The book, "Legacy" by James Kerr covers lessons in leadership that can be learnt from the game of rugby. The book discusses how the All Blacks achieved greatness and applies some of these lessons to the world of business to help make us into better business leaders.
I have previously covered:
Today, I am covering the third lesson from the book.
Play with purpose
The All Blacks taught that you have to play with purpose. If you have purpose, you will perform so much better. It gives a team focus and something to strive for.
Simon Sinek in his book on leaders says "Start with why". Martin Luther King didn't stand in front of hundreds of thousands of people to say "I have a 10 point plan". No, he had a "dream". When we create a sense of purpose through a vision and powerful imagery, we inspire and motivate people.
"Leaders connect personal meaning to a higher purpose to create belief and a sense of direction"
Many of the top successful companies made their achievements with lofty goals and visions to follow. Whether it is Ford wanting to "democratize the automobile", or Disney wanting to "bring a smile to the faces of children", or with Toyota "there is always a better way." Purpose gives us direction. It is not what we do that drives us, it is why we do it. So as a business leader, you must think about a compelling vision to follow and sell the vision to your team.
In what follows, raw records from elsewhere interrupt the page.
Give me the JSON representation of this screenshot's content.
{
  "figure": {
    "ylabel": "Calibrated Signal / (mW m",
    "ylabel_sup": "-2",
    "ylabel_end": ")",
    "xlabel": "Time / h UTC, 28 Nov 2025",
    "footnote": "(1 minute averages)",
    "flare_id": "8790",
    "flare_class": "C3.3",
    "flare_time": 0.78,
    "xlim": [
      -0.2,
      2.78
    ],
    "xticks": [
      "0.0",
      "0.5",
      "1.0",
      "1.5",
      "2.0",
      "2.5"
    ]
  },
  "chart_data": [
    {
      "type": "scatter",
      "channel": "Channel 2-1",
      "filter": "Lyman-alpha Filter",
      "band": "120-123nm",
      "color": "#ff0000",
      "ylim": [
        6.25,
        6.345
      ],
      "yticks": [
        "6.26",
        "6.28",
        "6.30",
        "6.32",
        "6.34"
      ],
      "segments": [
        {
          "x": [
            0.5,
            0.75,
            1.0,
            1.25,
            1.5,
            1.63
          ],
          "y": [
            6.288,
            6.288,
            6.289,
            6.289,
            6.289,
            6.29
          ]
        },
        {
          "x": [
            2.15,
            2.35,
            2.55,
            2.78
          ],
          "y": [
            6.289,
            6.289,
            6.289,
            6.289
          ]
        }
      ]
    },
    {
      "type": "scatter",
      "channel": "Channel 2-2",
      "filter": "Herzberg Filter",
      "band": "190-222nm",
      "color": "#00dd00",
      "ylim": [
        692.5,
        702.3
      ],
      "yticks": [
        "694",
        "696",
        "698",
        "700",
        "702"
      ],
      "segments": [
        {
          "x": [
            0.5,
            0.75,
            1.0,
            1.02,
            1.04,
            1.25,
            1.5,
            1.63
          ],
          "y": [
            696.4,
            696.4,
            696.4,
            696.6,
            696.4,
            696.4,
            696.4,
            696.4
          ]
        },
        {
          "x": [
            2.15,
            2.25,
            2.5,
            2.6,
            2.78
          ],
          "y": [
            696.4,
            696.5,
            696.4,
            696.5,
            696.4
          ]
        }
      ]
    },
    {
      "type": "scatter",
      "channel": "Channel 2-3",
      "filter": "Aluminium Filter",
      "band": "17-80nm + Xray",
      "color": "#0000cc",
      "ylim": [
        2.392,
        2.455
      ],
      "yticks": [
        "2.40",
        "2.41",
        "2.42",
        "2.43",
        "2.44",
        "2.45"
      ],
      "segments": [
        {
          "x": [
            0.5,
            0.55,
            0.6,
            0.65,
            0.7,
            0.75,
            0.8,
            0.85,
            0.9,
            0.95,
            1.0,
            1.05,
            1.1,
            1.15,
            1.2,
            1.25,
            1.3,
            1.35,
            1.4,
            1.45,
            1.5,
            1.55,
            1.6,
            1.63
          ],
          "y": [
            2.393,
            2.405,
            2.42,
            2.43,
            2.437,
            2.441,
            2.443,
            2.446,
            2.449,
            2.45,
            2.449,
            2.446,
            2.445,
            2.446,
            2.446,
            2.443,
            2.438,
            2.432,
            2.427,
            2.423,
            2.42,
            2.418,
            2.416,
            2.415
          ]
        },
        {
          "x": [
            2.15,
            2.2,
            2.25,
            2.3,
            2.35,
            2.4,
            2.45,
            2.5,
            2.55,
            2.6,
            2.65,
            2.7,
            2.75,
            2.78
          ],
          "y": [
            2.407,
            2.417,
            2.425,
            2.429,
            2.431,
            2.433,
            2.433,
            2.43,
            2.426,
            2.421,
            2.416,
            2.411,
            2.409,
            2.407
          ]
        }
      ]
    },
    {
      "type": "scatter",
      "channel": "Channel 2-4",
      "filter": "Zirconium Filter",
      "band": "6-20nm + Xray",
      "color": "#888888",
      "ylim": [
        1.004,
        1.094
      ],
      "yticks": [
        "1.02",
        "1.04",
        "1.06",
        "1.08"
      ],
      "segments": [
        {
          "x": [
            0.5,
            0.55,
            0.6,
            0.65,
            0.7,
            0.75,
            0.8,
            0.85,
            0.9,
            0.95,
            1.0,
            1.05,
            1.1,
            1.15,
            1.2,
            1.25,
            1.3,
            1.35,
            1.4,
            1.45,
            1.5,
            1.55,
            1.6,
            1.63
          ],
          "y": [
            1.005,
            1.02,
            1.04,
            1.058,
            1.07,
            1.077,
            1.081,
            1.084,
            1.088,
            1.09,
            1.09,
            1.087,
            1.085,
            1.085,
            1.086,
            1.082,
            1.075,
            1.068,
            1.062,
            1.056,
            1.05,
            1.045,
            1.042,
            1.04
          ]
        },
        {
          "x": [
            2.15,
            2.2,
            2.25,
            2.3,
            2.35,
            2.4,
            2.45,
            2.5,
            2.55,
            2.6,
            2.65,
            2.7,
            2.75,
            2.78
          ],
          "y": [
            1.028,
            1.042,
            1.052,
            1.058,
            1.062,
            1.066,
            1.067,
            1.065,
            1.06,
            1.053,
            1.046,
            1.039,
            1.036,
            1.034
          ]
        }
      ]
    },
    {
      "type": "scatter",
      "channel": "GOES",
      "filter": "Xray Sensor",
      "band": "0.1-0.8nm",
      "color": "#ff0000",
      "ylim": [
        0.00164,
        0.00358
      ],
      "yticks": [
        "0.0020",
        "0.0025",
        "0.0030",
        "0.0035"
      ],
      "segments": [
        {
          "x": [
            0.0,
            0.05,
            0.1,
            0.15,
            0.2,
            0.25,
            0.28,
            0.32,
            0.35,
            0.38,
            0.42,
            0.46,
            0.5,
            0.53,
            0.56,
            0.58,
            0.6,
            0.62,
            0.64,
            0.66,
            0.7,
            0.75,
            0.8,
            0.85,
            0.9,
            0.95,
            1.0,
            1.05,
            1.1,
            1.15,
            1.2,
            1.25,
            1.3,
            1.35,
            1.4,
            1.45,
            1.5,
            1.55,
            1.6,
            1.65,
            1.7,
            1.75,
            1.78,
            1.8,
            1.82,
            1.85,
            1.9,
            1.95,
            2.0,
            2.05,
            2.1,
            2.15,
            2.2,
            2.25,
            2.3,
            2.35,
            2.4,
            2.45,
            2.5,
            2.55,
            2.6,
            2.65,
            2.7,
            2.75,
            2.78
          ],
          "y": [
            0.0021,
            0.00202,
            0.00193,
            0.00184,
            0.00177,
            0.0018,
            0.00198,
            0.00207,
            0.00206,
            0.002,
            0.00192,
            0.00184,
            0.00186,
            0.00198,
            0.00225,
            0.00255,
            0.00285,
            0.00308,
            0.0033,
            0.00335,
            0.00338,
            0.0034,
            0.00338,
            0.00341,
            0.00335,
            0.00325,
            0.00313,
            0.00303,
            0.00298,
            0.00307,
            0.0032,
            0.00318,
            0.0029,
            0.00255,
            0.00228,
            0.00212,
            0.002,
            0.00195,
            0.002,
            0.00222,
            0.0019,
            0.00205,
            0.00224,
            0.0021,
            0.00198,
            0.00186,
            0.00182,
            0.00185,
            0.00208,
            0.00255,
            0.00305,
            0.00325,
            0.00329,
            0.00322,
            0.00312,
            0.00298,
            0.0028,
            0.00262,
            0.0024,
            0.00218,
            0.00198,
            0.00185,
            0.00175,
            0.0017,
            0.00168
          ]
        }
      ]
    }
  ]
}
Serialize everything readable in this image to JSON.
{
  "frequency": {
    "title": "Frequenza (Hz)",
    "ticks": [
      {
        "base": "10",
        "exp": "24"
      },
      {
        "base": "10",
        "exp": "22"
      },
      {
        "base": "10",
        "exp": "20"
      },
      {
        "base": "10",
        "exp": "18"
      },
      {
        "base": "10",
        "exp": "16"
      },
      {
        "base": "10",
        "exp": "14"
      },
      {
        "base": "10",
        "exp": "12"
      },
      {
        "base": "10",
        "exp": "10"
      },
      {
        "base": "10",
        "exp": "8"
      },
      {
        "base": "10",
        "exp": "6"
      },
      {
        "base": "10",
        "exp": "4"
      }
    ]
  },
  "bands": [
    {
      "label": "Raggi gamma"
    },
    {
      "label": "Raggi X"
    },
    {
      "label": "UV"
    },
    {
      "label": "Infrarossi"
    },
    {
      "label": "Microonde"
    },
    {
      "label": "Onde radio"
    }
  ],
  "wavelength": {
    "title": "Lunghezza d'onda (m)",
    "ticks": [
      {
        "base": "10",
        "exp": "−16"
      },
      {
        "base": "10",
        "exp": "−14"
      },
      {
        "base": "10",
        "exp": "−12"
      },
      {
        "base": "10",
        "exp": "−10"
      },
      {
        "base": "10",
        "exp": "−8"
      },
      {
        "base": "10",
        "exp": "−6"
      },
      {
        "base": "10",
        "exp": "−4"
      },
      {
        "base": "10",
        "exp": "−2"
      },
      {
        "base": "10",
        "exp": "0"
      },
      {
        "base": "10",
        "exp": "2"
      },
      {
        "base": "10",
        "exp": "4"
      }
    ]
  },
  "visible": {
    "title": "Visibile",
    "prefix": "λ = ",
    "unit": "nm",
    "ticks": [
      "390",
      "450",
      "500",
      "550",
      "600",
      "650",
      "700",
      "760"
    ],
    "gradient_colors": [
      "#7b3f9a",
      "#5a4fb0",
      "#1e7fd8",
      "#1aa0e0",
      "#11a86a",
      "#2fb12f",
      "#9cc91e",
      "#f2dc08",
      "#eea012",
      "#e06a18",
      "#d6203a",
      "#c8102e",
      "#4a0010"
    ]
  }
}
You will get them all rowing in the same direction with a sense of purpose.
"My army won because they knew what they were fighting for"
According to Victor Frankl (and please read his book if you haven't), when you dig really deep into the human psyche, you will find that a sense of purpose can keep you going through any hardship that you need to endure. The stronger your sense of purpose, the more you will strive to endure the hardships you face. It worked for Victor as he survived the gas chambers in the concentration camps.
"He who has a why to live for, can bear almost any how"
Do you have a sense of purpose? Have you asked yourself why you are doing what you are doing?